Torchy's Tacos' Suit Against Texas Taco Co. Alleges Theft of Food-Prep Bible
Back in August, we reported on the anticipated opening of a new taco joint in Houston called Texas Taco Co. The Friendswood location was the third store set to open in Texas -- the other two are in Baytown and Magnolia -- and though it sounded like a delicious addition to the Houston-area restaurant scene, we and Eater noticed a striking similarity between the menu at Texas Taco Co. and the menu of another much-lauded Texas taco spot: Torchy's Tacos.
Photos from Torchy's Facebook and Texas Taco Co. Facebook Taco wars, not brought to you by the Food Network.
Apparently we weren't the only ones.
As soon as the first Texas Taco Co. opened, in Baytown, diners started sending messages to Torchy's asking, essentially, what's up with your new restaurant? People assumed, because of similarities between the two menus, that Texas Taco Co. was somehow affiliated with Torchy's.
For example, the Torchy's menu offers a breakfast taco called the "Monk Special," which is described as "'Hold the potatoes.' Eggs, bacon, green chilies & cheese. Served on your choice of tortilla."
Texas Taco Co. offers an "Alamo Special," described as "'Hold the potatoes.' Eggs, bacon, green chilies & cheese. Served on your choice of tortilla."
You see the issue?
Torchy's saw an issue, too, especially when people there remembered that back in March a former employee, Mario DeJesus, had allegedly stolen the Taco Bible, "a proprietary start-to-finish recipe and food process guide for all Torchy's food products." As a condition of employment with Torchy's, workers must sign papers agreeing not to disclose the confidential inner workings of Torchy's Tacos, including recipes.
Photo from Torchy's Tacos The Torchy's location at which the funny business supposedly went down.
DeJesus initially denied he had stolen the Taco Bible, but according to his testimony, Forrest Harrell, an employee at Torchy's, convinced DeJesus to admit he had taken the document and to return it. DeJesus told Harrell he would leave the book on top of a car in the parking lot of an Exxon station just south of the restaurant. Harrell was able to regain possession of the book, and DeJesus was fired.
Lawyers for the plaintiff discovered that shortly after he left Torchy's, DeJesus began working for Texas Taco Co., driving 40 miles from his home every day to do so. Lawyers for Torchy's argue that DeJesus wouldn't be making an 80-mile round-trip drive for work every day for his $10-an-hour paycheck. They believe he was employed by Texas Taco Co. prior to being fired and that he received a substantial amount of money from the owners of Texas Taco Co., ARK Dudes, in exchange for the proprietary information contained in the Taco Bible.
On June 7, 2013, Success Foods Management Group, the owners of Torchy's Tacos, filed a temporary restraining order against DeJesus.
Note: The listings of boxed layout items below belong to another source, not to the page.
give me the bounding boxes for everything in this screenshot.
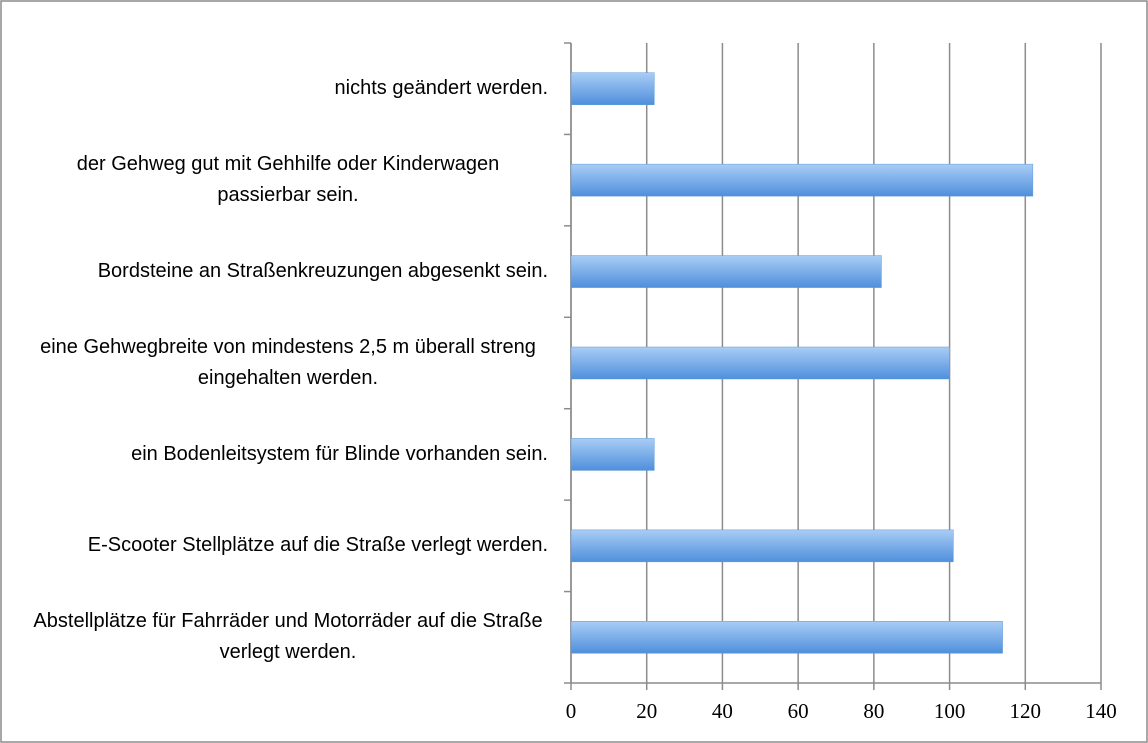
x-tick-label: 100 <box>934 699 966 723</box>
y-tick-label-box: eine Gehwegbreite von mindestens 2,5 m ü… <box>10 317 548 408</box>
bar <box>570 163 1034 197</box>
y-tick-label-box: der Gehweg gut mit Gehhilfe oder Kinderw… <box>10 134 548 225</box>
y-tick-label-box: E-Scooter Stellplätze auf die Straße ver… <box>10 500 548 591</box>
x-tick-label: 20 <box>636 699 657 723</box>
y-tick-label: eine Gehwegbreite von mindestens 2,5 m ü… <box>40 335 536 389</box>
bar <box>570 621 1003 654</box>
y-tick-label-box: Abstellplätze für Fahrräder und Motorräd… <box>10 592 548 683</box>
y-tick-label: E-Scooter Stellplätze auf die Straße ver… <box>87 534 548 557</box>
bar <box>570 346 950 380</box>
y-tick-label-box: ein Bodenleitsystem für Blinde vorhanden… <box>10 409 548 500</box>
bar <box>570 438 655 471</box>
y-tick-label: Abstellplätze für Fahrräder und Motorräd… <box>33 610 543 664</box>
y-tick-label: der Gehweg gut mit Gehhilfe oder Kinderw… <box>76 152 500 206</box>
x-tick-label: 40 <box>712 699 733 723</box>
bar <box>570 529 954 563</box>
y-tick-label-box: Bordsteine an Straßenkreuzungen abgesenk… <box>10 226 548 317</box>
x-tick-label: 80 <box>863 699 884 723</box>
bar <box>570 72 655 105</box>
x-tick-label: 0 <box>566 699 577 723</box>
x-tick-label: 120 <box>1010 699 1042 723</box>
bar <box>570 255 882 288</box>
x-tick-label: 60 <box>788 699 809 723</box>
y-tick-label: Bordsteine an Straßenkreuzungen abgesenk… <box>97 259 548 282</box>
y-tick-label: nichts geändert werden. <box>334 77 548 99</box>
y-tick-label-box: nichts geändert werden. <box>10 43 548 134</box>
x-tick-label: 140 <box>1085 699 1117 723</box>
y-tick-label: ein Bodenleitsystem für Blinde vorhanden… <box>131 442 548 465</box>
The court decided that "there is a substantial likelihood that Defendant Mario DeJesus has engaged in wrongful conduct, including misappropriation of trade secrets and breaches of duties owed to Torchy's, related to competitive activities and Torchy's confidential information that DeJesus is in a position to use on behalf of a competing business." The court went on to note that DeJesus's continuing actions could cause "immediate and irreparable injury" to Torchy's business.
DeJesus claims that he had not been in contact with Texas Taco Co. prior to being fired from Torchy's. He says that he saw the Texas Taco Co. restaurant in Baytown and decided to apply for a job there. Based on his testimony, he does not seem to think there's anything suspicious about driving 40 miles to get to a job that pays $10 an hour and isn't always a full-time position.
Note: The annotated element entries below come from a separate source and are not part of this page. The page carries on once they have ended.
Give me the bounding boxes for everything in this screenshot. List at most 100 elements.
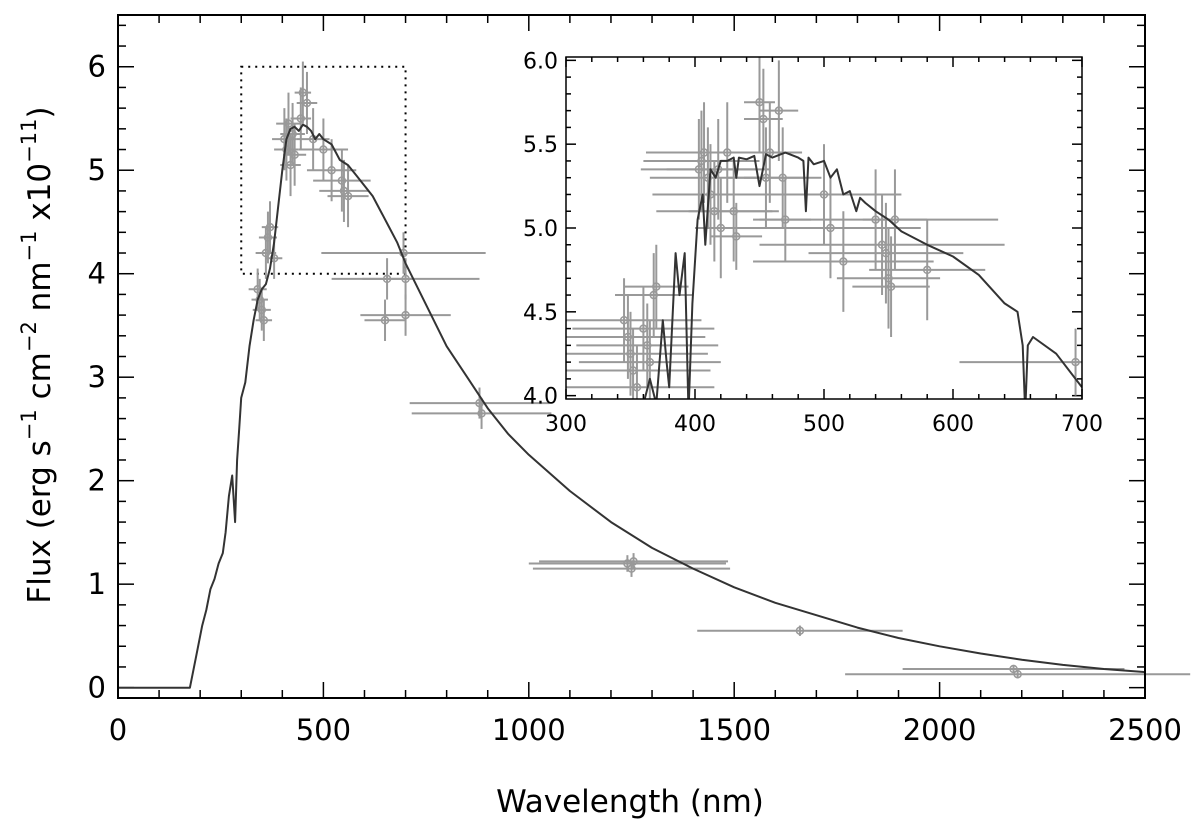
point-marker bbox=[263, 233, 273, 242]
point-marker bbox=[343, 191, 353, 201]
y-title-exp-c: −1 bbox=[17, 231, 41, 262]
x-tick-label: 500 bbox=[296, 713, 351, 747]
y-title-erg: (erg s bbox=[22, 440, 58, 529]
point-marker bbox=[645, 357, 655, 367]
inset-plot-frame bbox=[565, 56, 1083, 400]
point-marker bbox=[319, 145, 328, 154]
x-tick-label: 600 bbox=[932, 412, 974, 437]
point-marker bbox=[629, 557, 638, 566]
y-title-exp-a: −1 bbox=[17, 409, 41, 440]
point-marker bbox=[259, 316, 269, 325]
y-title-x10: x10 bbox=[22, 163, 58, 221]
main-zoom-box bbox=[240, 65, 407, 275]
point-marker bbox=[632, 383, 642, 392]
point-marker bbox=[716, 223, 726, 233]
point-marker bbox=[723, 148, 732, 157]
point-marker bbox=[890, 215, 900, 224]
y-tick-label: 0 bbox=[88, 671, 106, 705]
y-title-close: ) bbox=[22, 106, 58, 118]
point-marker bbox=[819, 190, 829, 199]
point-marker bbox=[477, 409, 486, 418]
photometry-point bbox=[845, 669, 1191, 679]
point-marker bbox=[826, 223, 835, 233]
y-title-exp-d: −11 bbox=[17, 119, 41, 163]
photometry-point bbox=[959, 328, 1082, 396]
point-marker bbox=[839, 257, 848, 266]
photometry-point bbox=[327, 165, 369, 228]
photometry-point bbox=[360, 294, 451, 336]
x-tick-label: 700 bbox=[1061, 412, 1103, 437]
y-tick-label: 2 bbox=[88, 464, 106, 498]
photometry-point bbox=[296, 71, 318, 135]
point-marker bbox=[1009, 664, 1018, 674]
y-tick-label: 6.0 bbox=[523, 49, 558, 74]
x-tick-label: 2000 bbox=[903, 713, 977, 747]
y-tick-label: 6 bbox=[88, 50, 106, 84]
photometry-point bbox=[532, 560, 731, 577]
photometry-point bbox=[710, 202, 763, 270]
point-marker bbox=[302, 98, 312, 108]
photometry-point bbox=[759, 60, 799, 161]
point-marker bbox=[475, 398, 484, 408]
point-marker bbox=[652, 282, 661, 291]
y-title-exp-b: −2 bbox=[17, 321, 41, 352]
photometry-point bbox=[539, 553, 729, 570]
x-tick-label: 400 bbox=[674, 412, 716, 437]
point-marker bbox=[269, 253, 279, 263]
y-tick-label: 3 bbox=[88, 360, 106, 394]
x-axis-title: Wavelength (nm) bbox=[496, 784, 764, 820]
y-tick-label: 5.0 bbox=[523, 217, 558, 242]
y-tick-label: 5 bbox=[88, 153, 106, 187]
photometry-point bbox=[283, 123, 307, 186]
point-marker bbox=[886, 282, 896, 291]
y-tick-label: 5.5 bbox=[523, 133, 558, 158]
y-tick-label: 4.0 bbox=[523, 385, 558, 410]
zoom-region bbox=[240, 65, 407, 275]
point-marker bbox=[290, 150, 299, 159]
photometry-point bbox=[319, 159, 369, 222]
point-marker bbox=[337, 176, 347, 185]
photometry-point bbox=[852, 236, 930, 337]
photometry-point bbox=[578, 320, 721, 399]
y-tick-label: 1 bbox=[88, 567, 106, 601]
x-tick-label: 500 bbox=[803, 412, 845, 437]
y-title-cm: cm bbox=[22, 352, 58, 399]
point-marker bbox=[774, 106, 784, 115]
point-marker bbox=[296, 114, 306, 123]
photometry-point bbox=[753, 211, 934, 312]
inset-photometry-series bbox=[566, 57, 1082, 399]
point-marker bbox=[380, 316, 390, 325]
y-axis-title-text: Flux (erg s−1 cm−2 nm−1 x10−11) bbox=[17, 106, 58, 603]
main-plot-frame bbox=[117, 14, 1146, 699]
point-marker bbox=[713, 165, 723, 174]
y-axis-title: Flux (erg s−1 cm−2 nm−1 x10−11) bbox=[17, 106, 58, 603]
point-marker bbox=[327, 165, 336, 175]
inset-clip bbox=[566, 57, 1082, 399]
photometry-point bbox=[364, 299, 406, 341]
point-marker bbox=[1071, 357, 1080, 367]
x-tick-label: 1500 bbox=[697, 713, 771, 747]
photometry-point bbox=[255, 299, 273, 341]
inset-tick-labels: 300 400 500 600 700 4.0 4.5 5.0 5.5 6.0 bbox=[523, 49, 1103, 437]
y-tick-label: 4 bbox=[88, 257, 106, 291]
photometry-point bbox=[869, 219, 986, 321]
photometry-point bbox=[737, 102, 803, 203]
point-marker bbox=[401, 310, 410, 320]
point-marker bbox=[257, 305, 267, 315]
main-photometry-series bbox=[248, 61, 1191, 679]
point-marker bbox=[265, 222, 275, 232]
point-marker bbox=[795, 626, 805, 635]
main-tick-labels: 0 500 1000 1500 2000 2500 0 1 2 3 4 5 6 bbox=[88, 50, 1182, 747]
x-tick-label: 1000 bbox=[492, 713, 566, 747]
inset-spectrum-series bbox=[643, 151, 1082, 399]
photometry-point bbox=[411, 397, 552, 429]
point-marker bbox=[759, 114, 768, 124]
x-tick-label: 300 bbox=[545, 412, 587, 437]
photometry-point bbox=[902, 664, 1125, 674]
photometry-point bbox=[276, 92, 301, 155]
spectrum-line bbox=[118, 123, 1146, 689]
x-tick-label: 0 bbox=[109, 713, 127, 747]
point-marker bbox=[732, 232, 741, 241]
point-marker bbox=[401, 274, 410, 284]
point-marker bbox=[627, 564, 636, 573]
Brittany Platt, marketing director for Torchy's Tacos, says Texas Taco is in the wrong.
"Honestly, we'd like for them to stop," Platt said when asked what the company hoped to achieve with the lawsuit. "I think we agree it's a pretty poor business practice, and we're trying to rally the troops and clear the air. People think that we're affiliated, and we're not."
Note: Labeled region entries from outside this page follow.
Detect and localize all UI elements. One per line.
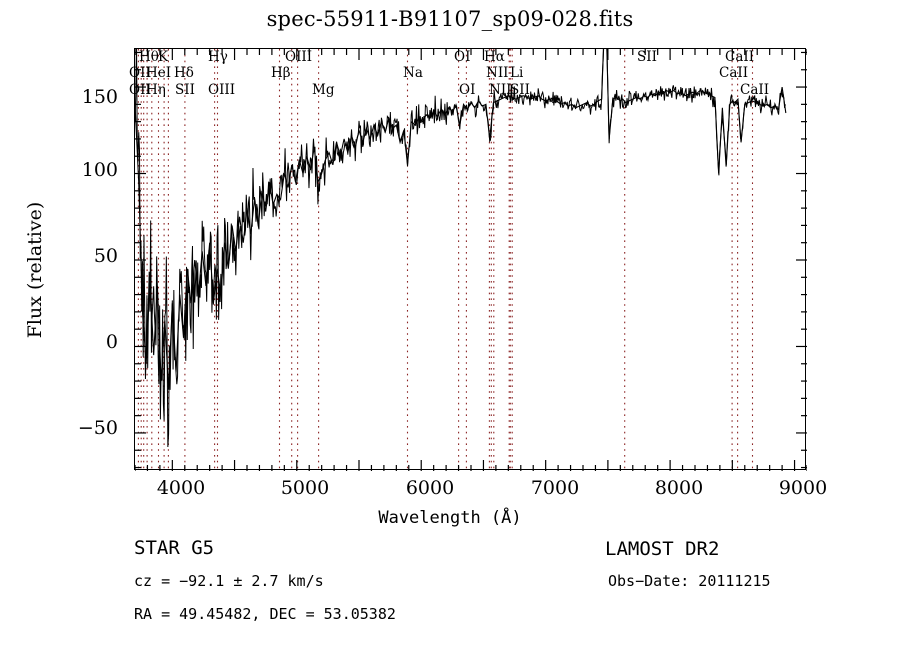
line-label: CaII xyxy=(719,65,749,81)
line-label: CaII xyxy=(740,82,770,98)
y-axis-label: Flux (relative) xyxy=(24,201,46,339)
ytick-label: 150 xyxy=(81,86,118,108)
line-label: Hη xyxy=(146,82,166,98)
axis-tick-group xyxy=(135,49,807,471)
page-title: spec-55911-B91107_sp09-028.fits xyxy=(266,7,634,31)
line-label: CaII xyxy=(725,49,755,65)
line-label: OII xyxy=(129,65,151,81)
line-label: Hα xyxy=(484,49,505,65)
line-label: Hβ xyxy=(271,65,291,81)
line-label: OI xyxy=(459,82,476,98)
spectrum-plot xyxy=(134,48,807,471)
line-label: Hθ xyxy=(139,49,159,65)
coordinates-text: RA = 49.45482, DEC = 53.05382 xyxy=(134,605,396,623)
ytick-label: −50 xyxy=(77,417,118,439)
survey-text: LAMOST DR2 xyxy=(605,538,720,560)
line-label: OI xyxy=(454,49,471,65)
x-axis-label: Wavelength (Å) xyxy=(378,508,522,528)
spectrum-noise-trace xyxy=(135,49,786,448)
line-label: SII xyxy=(175,82,195,98)
xtick-label: 9000 xyxy=(778,477,828,499)
line-label: SII xyxy=(510,82,530,98)
redshift-text: cz = −92.1 ± 2.7 km/s xyxy=(134,572,324,590)
obs-date-text: Obs−Date: 20111215 xyxy=(608,572,771,590)
ytick-label: 50 xyxy=(93,245,118,267)
line-label: Mg xyxy=(312,82,335,98)
line-label: OII xyxy=(129,82,151,98)
spectrum-svg xyxy=(135,49,807,471)
line-label: NII xyxy=(486,65,509,81)
ytick-label: 0 xyxy=(105,331,118,353)
object-type-text: STAR G5 xyxy=(134,537,215,559)
spectrum-trace xyxy=(135,49,787,390)
line-label: Hγ xyxy=(208,49,228,65)
line-label: OIII xyxy=(285,49,313,65)
line-label: HeI xyxy=(146,65,172,81)
line-label: Hδ xyxy=(174,65,194,81)
xtick-label: 6000 xyxy=(405,477,455,499)
xtick-label: 5000 xyxy=(280,477,330,499)
line-label: NII xyxy=(489,82,512,98)
ytick-label: 100 xyxy=(81,159,118,181)
xtick-label: 8000 xyxy=(654,477,704,499)
xtick-label: 4000 xyxy=(156,477,206,499)
xtick-label: 7000 xyxy=(530,477,580,499)
line-label: Li xyxy=(510,65,524,81)
line-label: SII xyxy=(637,49,657,65)
line-label: K xyxy=(158,49,169,65)
line-label: Na xyxy=(403,65,423,81)
line-label: OIII xyxy=(208,82,236,98)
We were also able to get in touch with the lawyer for Texas Taco Co., Matthew Hoeg, who said that the claims being made by Torchy's are false.
"There's this allegation that there's a videotape of my client supposedly stealing the Taco Bible, but there's no such tape, because it didn't happen," Hoeg says. "Their story is that they misplaced or lost it." Hoeg also says Torchy's claims someone at the company lost the confidentiality agreement that his client supposedly signed.
As for the menu overlaps?
"Did my guys like the notion of what they do?" Hoeg asks. "Sure. Were they trying to imitate the things that succeed there? Sure. The menu isn't secret. They don't own that concept."
Hoeg is vehement that his clients, DeJesus and ARK Dudes, have done nothing wrong and that Torchy's has been very reluctant to hand over incriminating information, including the surveillance tape and the confidentiality agreement.
"We don't have and have never had their stupid Taco Bible," Hoeg says. "Nor do we want it."
The new Texas Taco Co. that was supposed to open in Friendswood appears to still be closed, and the phone number listed for that location is not working.